Shanghai steel hits 7-year high as output curbs continue

23 August 2018

Shanghai rebar steel futures scaled a seven-year high on Wednesday as China’s sustained production restrictions to fight smog kept supply tight in the world’s top producer.

The price of the construction steel product has risen nearly 30 percent this year and could strengthen further with construction activity expected to pick up ahead of further output curbs in winter.

The most actively traded January rebar on the Shanghai Futures Exchange rose more than 1 percent to 4,418 yuan ($643) a tonne, its highest since September 2011. It was up 0.5 percent at 4,392 yuan by midday break, putting its year-to-date gain at 28 percent.

“In view of this consistency in China’s policy in reducing pollution, I’m confident that steel prices will be supported by these production cuts in the longer term,” said Argonaut Securities analyst Helen Lau.

“There’s also a lot of construction activity in autumn that will drive demand.”

Apart from ongoing production curbs implemented by Chinese cities including top steel producer Tangshan, northern mills will be required to cut capacity by 30-50 percent over winter, the second straight year such measures will be enforced.

Tangshan will enforce emergency pollution-reduction measures from Tuesday till Aug. 27, as the city government said it expects to see adverse weather conditions that would worsen the pollution levels in the region.

Among steelmaking raw materials, coking coal futures on the Dalian Commodity Exchange climbed as much as 4.1 percent to 1,362.50 yuan a tonne, the highest since March 1.

The rally in coking coal came after the surge in coke prices last week.

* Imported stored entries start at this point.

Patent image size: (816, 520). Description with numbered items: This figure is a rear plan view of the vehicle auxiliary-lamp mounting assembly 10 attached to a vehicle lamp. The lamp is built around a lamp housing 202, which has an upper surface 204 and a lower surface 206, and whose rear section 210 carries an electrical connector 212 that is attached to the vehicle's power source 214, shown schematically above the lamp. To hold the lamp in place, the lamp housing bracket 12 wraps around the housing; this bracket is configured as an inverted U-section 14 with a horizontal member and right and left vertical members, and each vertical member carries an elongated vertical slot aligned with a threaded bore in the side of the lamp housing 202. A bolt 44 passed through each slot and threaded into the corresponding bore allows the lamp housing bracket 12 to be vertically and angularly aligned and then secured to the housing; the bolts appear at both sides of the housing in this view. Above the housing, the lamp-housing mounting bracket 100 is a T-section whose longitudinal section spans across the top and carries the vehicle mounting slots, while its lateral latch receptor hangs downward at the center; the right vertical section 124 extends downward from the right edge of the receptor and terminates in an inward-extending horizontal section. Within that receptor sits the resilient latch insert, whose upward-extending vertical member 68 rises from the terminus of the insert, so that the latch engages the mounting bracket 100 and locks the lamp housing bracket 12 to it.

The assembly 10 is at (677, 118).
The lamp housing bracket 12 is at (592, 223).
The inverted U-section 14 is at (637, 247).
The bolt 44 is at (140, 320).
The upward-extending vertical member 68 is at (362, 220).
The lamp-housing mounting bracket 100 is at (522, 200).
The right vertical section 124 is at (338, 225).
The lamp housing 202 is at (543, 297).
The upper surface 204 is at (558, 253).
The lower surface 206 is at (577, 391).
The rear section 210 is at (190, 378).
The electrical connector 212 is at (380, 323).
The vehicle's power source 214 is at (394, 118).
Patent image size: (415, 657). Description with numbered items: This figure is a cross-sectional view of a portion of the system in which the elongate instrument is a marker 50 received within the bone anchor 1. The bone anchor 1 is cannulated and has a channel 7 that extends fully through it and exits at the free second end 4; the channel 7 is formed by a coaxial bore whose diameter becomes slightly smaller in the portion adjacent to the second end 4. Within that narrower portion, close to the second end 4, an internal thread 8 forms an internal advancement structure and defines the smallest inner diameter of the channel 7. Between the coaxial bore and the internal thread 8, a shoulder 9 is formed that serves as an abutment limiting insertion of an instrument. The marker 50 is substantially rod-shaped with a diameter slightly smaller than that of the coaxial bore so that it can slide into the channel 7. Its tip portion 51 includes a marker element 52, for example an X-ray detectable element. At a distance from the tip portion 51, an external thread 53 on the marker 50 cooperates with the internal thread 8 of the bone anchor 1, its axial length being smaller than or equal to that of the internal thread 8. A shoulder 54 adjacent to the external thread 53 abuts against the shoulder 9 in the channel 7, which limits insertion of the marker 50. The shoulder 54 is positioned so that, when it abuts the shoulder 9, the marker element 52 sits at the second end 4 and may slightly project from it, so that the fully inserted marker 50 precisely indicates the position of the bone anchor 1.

Coke is the processed form of coking coal and curbs in coke production, which is also covered by China’s anti-pollution campaign, had sent prices to a record high on Friday, breeding hoarders amid fears of further output restrictions as inventories dropped to two-year lows.

Coke futures were up 1.3 percent at 2,639 yuan a tonne. Iron ore slipped 0.1 percent to 496.50 yuan.

Spot iron ore for delivery to China’s Qingdao port .IO62-CNO=MB fell 1.9 percent to $66.54 a tonne on Tuesday, according to Metal Bulletin. It was the lowest level since Aug. 26 for the spot benchmark which has lost 8.4 percent this year.